Toni Braxton’s Lessons In Autism: “I Thought It Was Something I Had Done”
Toni Braxton is known as a highly successful R&B singer and songwriter. She has many accolades in the music industry selling over 67 million records, 41 million records and her accomplishments also include acting on Broadway and being a highly successful Executive Producer of several reality shows.
But, even with all of the successes Toni had in her career, as a mother she had to learn how to cope with her youngest son’s, Diezel, autism.
Diezel was diagnosed at age three, but Braxton shared with Fox and Friends that she recognized something was different much earlier. “As a mom I knew something was different about him when he was probably nine months old. By the time he became a year and a half I thought ‘He’s not developing like his older brother.’ It was inconclusive, and finally at three they said, ‘Yes, he’s autistic.'”
As a parent who may have a child with autism, you may be scared and wonder what you can do to help your child when you find out that your child has this diagnosis.
While having a child with autism can present some challenges, this diagnosis does not mean that they cannot have a high quality of life.
Here are some things you can learn from Toni Braxton as you help yourself and your child navigate through an autism diagnosis:
Don’t blame yourself.
Toni Braxton, upon learning her son had been diagnosed with autism, initially blamed herself. Braxton told the site She Knows, “I felt sorry for myself for a long time and I blamed myself. I thought it was something I had done.” But, it wasn’t her fault and it’s not yours.

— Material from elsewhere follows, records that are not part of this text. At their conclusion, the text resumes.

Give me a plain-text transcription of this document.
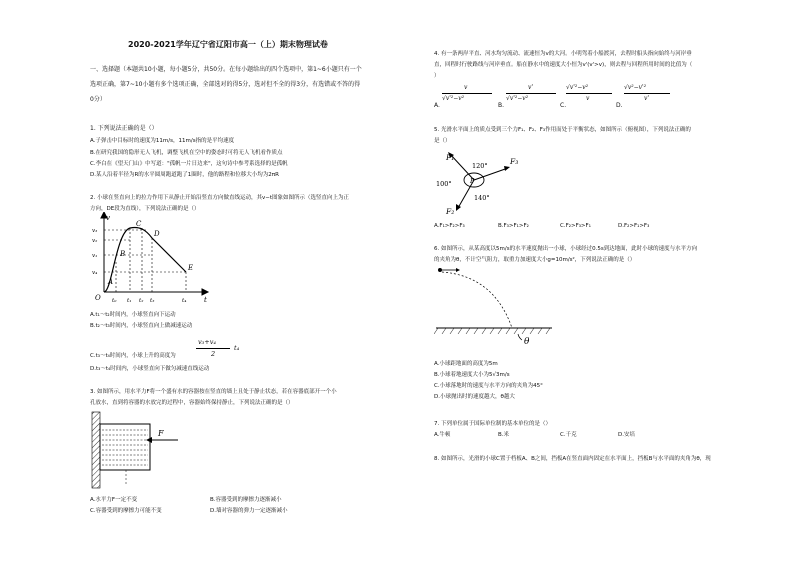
2020-2021学年辽宁省辽阳市高一（上）期末物理试卷
一、选择题（本题共10小题，每小题5分，共50分。在每小题给出的四个选项中，第1~6小题只有一个
选项正确，第7~10小题有多个选项正确，全部选对的得5分，选对但不全的得3分，有选错或不答的得
0分）
1. 下列说法正确的是（）
A.子弹击中目标时的速度为11m/s，11m/s指的是平均速度
B.在研究我国的隐形无人飞机，调整飞机在空中的姿态时可将无人飞机看作质点
C.李白在《望天门山》中写道："孤帆一片日边来"，这句诗中参考系选择的是孤帆
D.某人沿着半径为R的水平圆周跑道跑了1圈时，他的路程和位移大小均为2πR
2. 小球在竖直向上的拉力作用下从静止开始沿竖直方向做直线运动，其v−t图象如图所示（选竖直向上为正
方向，DE段为直线），下列说法正确的是（）
v
t
O
v₃
v₂
v₁
v₄
t₀ t₁ t₂ t₃	t₄
A
B
C
D
E
A.t₁～t₂时间内，小球竖直向下运动
B.t₂～t₃时间内，小球竖直向上做减速运动
C.t₃～t₄时间内，小球上升的高度为
v₃+v₄
2
t₄
D.t₃～t₄时间内，小球竖直向下做匀减速直线运动
3. 如图所示，用水平力F将一个盛有水的容器按在竖直的墙上且处于静止状态，若在容器底部开一个小
孔放水，直到将容器的水放完的过程中，容器始终保持静止，下列说法正确的是（）
F
A.水平力F一定不变	B.容器受到的摩擦力逐渐减小
C.容器受到的摩擦力可能不变	D.墙对容器的弹力一定逐渐减小
4. 有一条两岸平直、河水均匀流动、流速恒为v的大河。小明驾着小船渡河，去程时船头指向始终与河岸垂
直，回程时行驶路线与河岸垂直。船在静水中的速度大小恒为v'(v'>v)，则去程与回程所用时间的比值为（
）
A.
v
√v'²−v²
B.
v'
√v'²−v²
C.
√v'²−v²
v
D.
√v²−v'²
v'
5. 光滑水平面上的质点受到三个力F₁、F₂、F₃作用而处于平衡状态，如图所示（俯视图），下列说法正确的
是（）
F₁	F₃
F₂
P
120°
100°
140°
A.F₁>F₂>F₃	B.F₃>F₁>F₂	C.F₂>F₃>F₁	D.F₂>F₁>F₃
6. 如图所示，从某高度以5m/s的水平速度抛出一小球，小球经过0.5s到达地面，此时小球的速度与水平方向
的夹角为θ，不计空气阻力，取重力加速度大小g=10m/s²，下列说法正确的是（）
θ
A.小球距地面的高度为5m
B.小球着地速度大小为5√3m/s
C.小球落地时的速度与水平方向的夹角为45°
D.小球抛出时的速度越大，θ越大
7. 下列单位属于国际单位制的基本单位的是（）
A.牛顿	B.米	C.千克	D.安培
8. 如图所示，光滑的小球C置于档板A、B之间，挡板A在竖直面内固定在水平面上，挡板B与水平面的夹角为θ，现
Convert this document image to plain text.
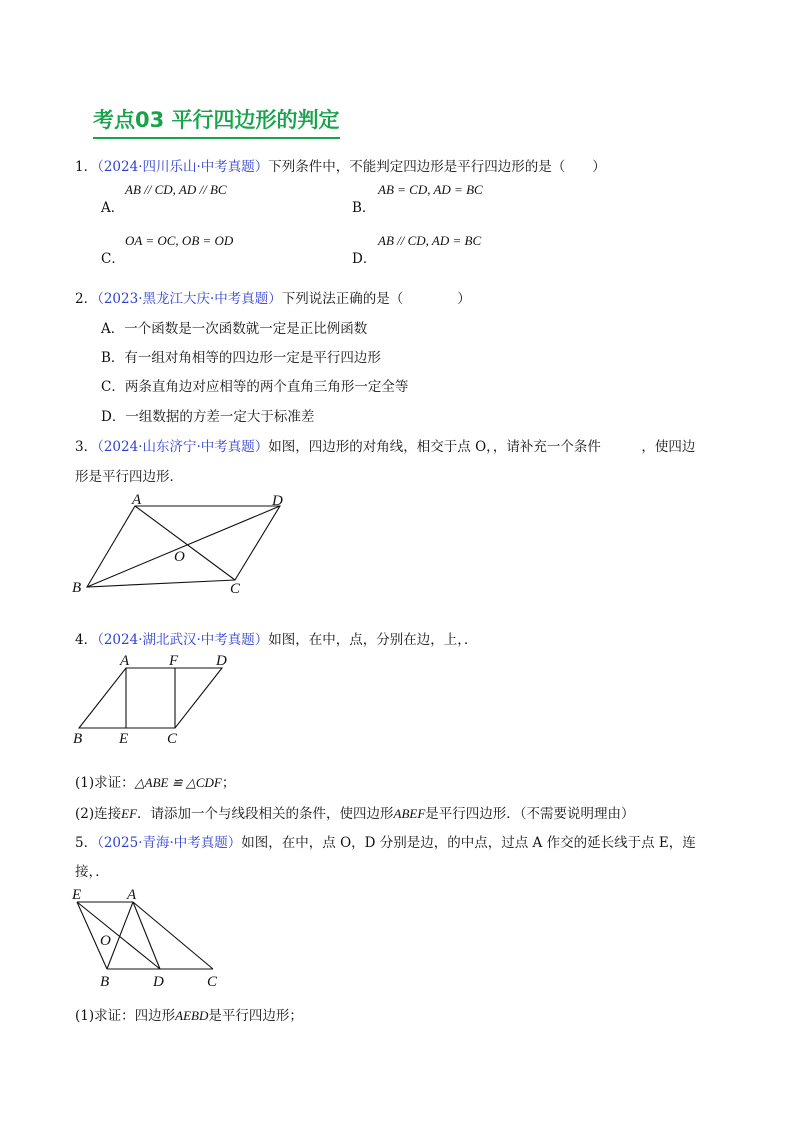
考点03 平行四边形的判定
1．（2024·四川乐山·中考真题）下列条件中，不能判定四边形是平行四边形的是（　　）
A．
AB // CD, AD // BC
B．
AB = CD, AD = BC
C．
OA = OC, OB = OD
D．
AB // CD, AD = BC
2．（2023·黑龙江大庆·中考真题）下列说法正确的是（　　　　）
A．一个函数是一次函数就一定是正比例函数
B．有一组对角相等的四边形一定是平行四边形
C．两条直角边对应相等的两个直角三角形一定全等
D．一组数据的方差一定大于标准差
3．（2024·山东济宁·中考真题）如图，四边形的对角线，相交于点 O，，请补充一个条件　　　，使四边
形是平行四边形．
A	D
O
B	C
4．（2024·湖北武汉·中考真题）如图，在中，点，分别在边，上，．
A	F	D
B E	C
(1)求证：△ABE ≌ △CDF；
(2)连接EF．请添加一个与线段相关的条件，使四边形ABEF是平行四边形．（不需要说明理由）
5．（2025·青海·中考真题）如图，在中，点 O，D 分别是边，的中点，过点 A 作交的延长线于点 E，连
接，．
E	A
O
B	D	C
(1)求证：四边形AEBD是平行四边形；
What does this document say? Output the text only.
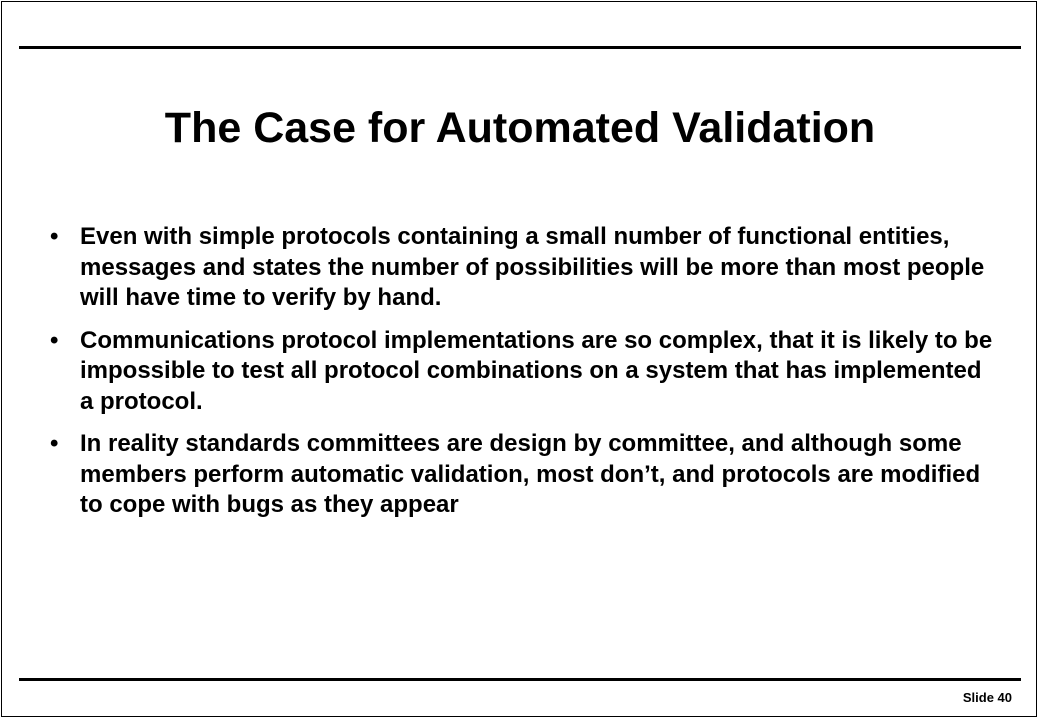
The Case for Automated Validation
• Even with simple protocols containing a small number of functional entities, messages and states the number of possibilities will be more than most people will have time to verify by hand.
• Communications protocol implementations are so complex, that it is likely to be impossible to test all protocol combinations on a system that has implemented a protocol.
• In reality standards committees are design by committee, and although some members perform automatic validation, most don’t, and protocols are modified to cope with bugs as they appear
Slide 40
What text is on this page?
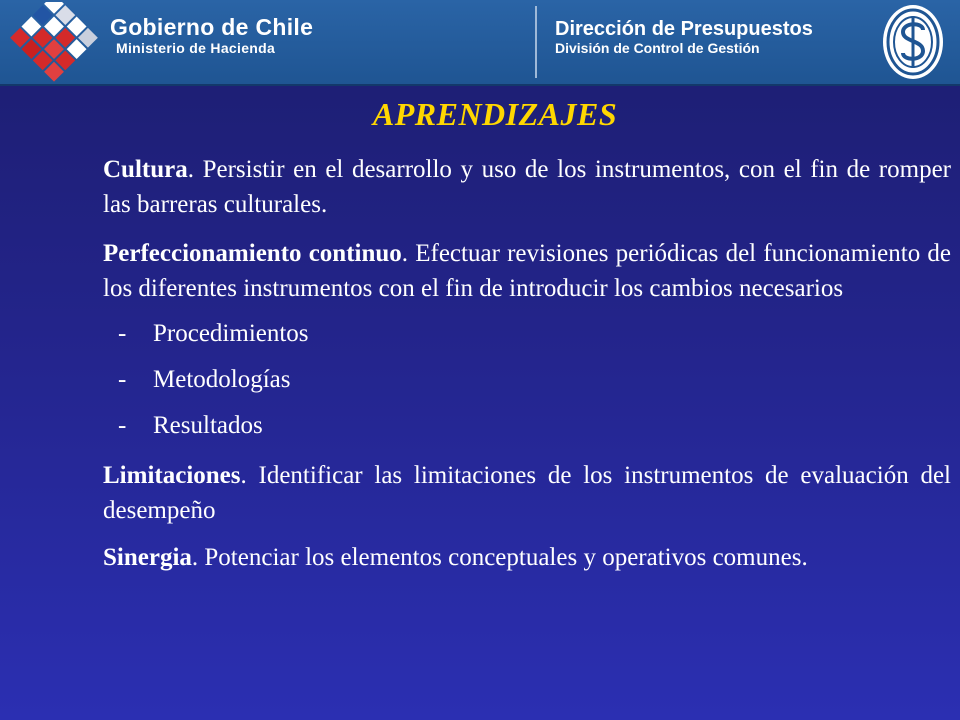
Gobierno de Chile
Ministerio de Hacienda
Dirección de Presupuestos
División de Control de Gestión
APRENDIZAJES

Cultura. Persistir en el desarrollo y uso de los instrumentos, con el fin de romper las barreras culturales.

Perfeccionamiento continuo. Efectuar revisiones periódicas del funcionamiento de los diferentes instrumentos con el fin de introducir los cambios necesarios

-	Procedimientos
-	Metodologías
-	Resultados

Limitaciones. Identificar las limitaciones de los instrumentos de evaluación del desempeño

Sinergia. Potenciar los elementos conceptuales y operativos comunes.
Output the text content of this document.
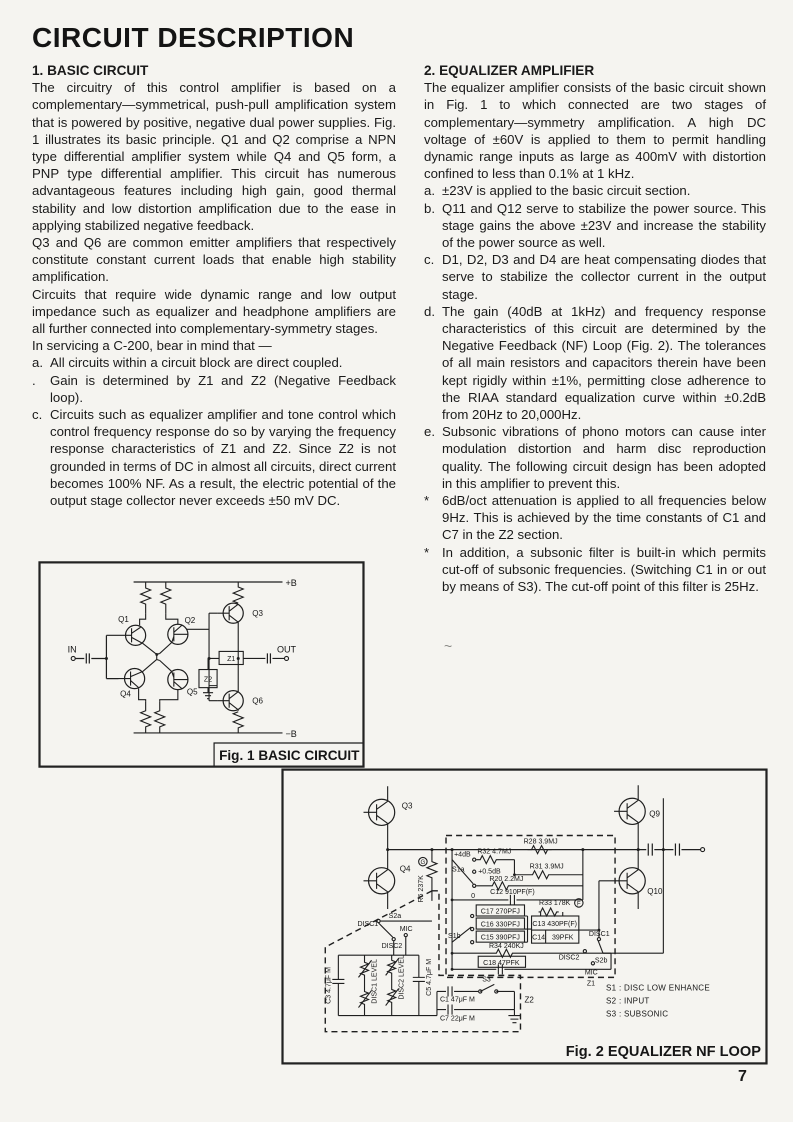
CIRCUIT DESCRIPTION
1. BASIC CIRCUIT

The circuitry of this control amplifier is based on a complementary—symmetrical, push-pull amplification system that is powered by positive, negative dual power supplies. Fig. 1 illustrates its basic principle. Q1 and Q2 comprise a NPN type differential amplifier system while Q4 and Q5 form, a PNP type differential amplifier. This circuit has numerous advantageous features including high gain, good thermal stability and low distortion amplification due to the ease in applying stabilized negative feedback.

Q3 and Q6 are common emitter amplifiers that respectively constitute constant current loads that enable high stability amplification.

Circuits that require wide dynamic range and low output impedance such as equalizer and headphone amplifiers are all further connected into complementary-symmetry stages.

In servicing a C-200, bear in mind that —

a. All circuits within a circuit block are direct coupled.
.	Gain is determined by Z1 and Z2 (Negative Feedback loop).
c. Circuits such as equalizer amplifier and tone control which control frequency response do so by varying the frequency response characteristics of Z1 and Z2. Since Z2 is not grounded in terms of DC in almost all circuits, direct current becomes 100% NF. As a result, the electric potential of the output stage collector never exceeds ±50 mV DC.
2. EQUALIZER AMPLIFIER

The equalizer amplifier consists of the basic circuit shown in Fig. 1 to which connected are two stages of complementary—symmetry amplification. A high DC voltage of ±60V is applied to them to permit handling dynamic range inputs as large as 400mV with distortion confined to less than 0.1% at 1 kHz.

a. ±23V is applied to the basic circuit section.
b. Q11 and Q12 serve to stabilize the power source. This stage gains the above ±23V and increase the stability of the power source as well.
c. D1, D2, D3 and D4 are heat compensating diodes that serve to stabilize the collector current in the output stage.
d. The gain (40dB at 1kHz) and frequency response characteristics of this circuit are determined by the Negative Feedback (NF) Loop (Fig. 2). The tolerances of all main resistors and capacitors therein have been kept rigidly within ±1%, permitting close adherence to the RIAA standard equalization curve within ±0.2dB from 20Hz to 20,000Hz.
e. Subsonic vibrations of phono motors can cause inter modulation distortion and harm disc reproduction quality. The following circuit design has been adopted in this amplifier to prevent this.
* 6dB/oct attenuation is applied to all frequencies below 9Hz. This is achieved by the time constants of C1 and C7 in the Z2 section.
* In addition, a subsonic filter is built-in which permits cut-off of subsonic frequencies. (Switching C1 in or out by means of S3). The cut-off point of this filter is 25Hz.
+B
−B
Q1	Q2
Q3
Q4	Q5
Q6
IN
Z1
Z2
OUT
Fig. 1 BASIC CIRCUIT
Q3
Q4
Q9
Q10
R6 237K
G
R28 3.9MJ
+4dB
S1a +0.5dB
0
R32 4.7MJ
R31 3.9MJ
R20 2.2MJ
C12 910PF(F)
C17 270PFJ
C16 330PFJ
C15 390PFJ
S1b
R33 178K F
C13 430PF(F)
C14 39PFK
R34 240KJ
C18 47PFK
DISC1
DISC2 S2b
MIC
Z1
Z2
DISC1
S2a
MIC
DISC2
C3 4.7μF M	DISC1 LEVEL	DISC2 LEVEL	C5 4.7μF M	S3
C1 47μF M
C7 22μF M
S1 : DISC LOW ENHANCE
S2 : INPUT
S3 : SUBSONIC
Fig. 2 EQUALIZER NF LOOP
~
7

According to the Centers for Disease Control and Prevention (CDC), there has been an ten-fold increase of autism prevalence in the last 40 years. Autism is 4-5 times more common among boys than girls. There are 3 million individuals in the U.S. and tens of millions worldwide who have autism.
Much was not previously known about what causes autism. But, research is showing that environmental influences, rare gene changes or mutations cause autism, which impacts early brain development. Bottom line, if your child receives a diagnosis of autism, it is not your fault. Autism is caused by factors that are outside of your control.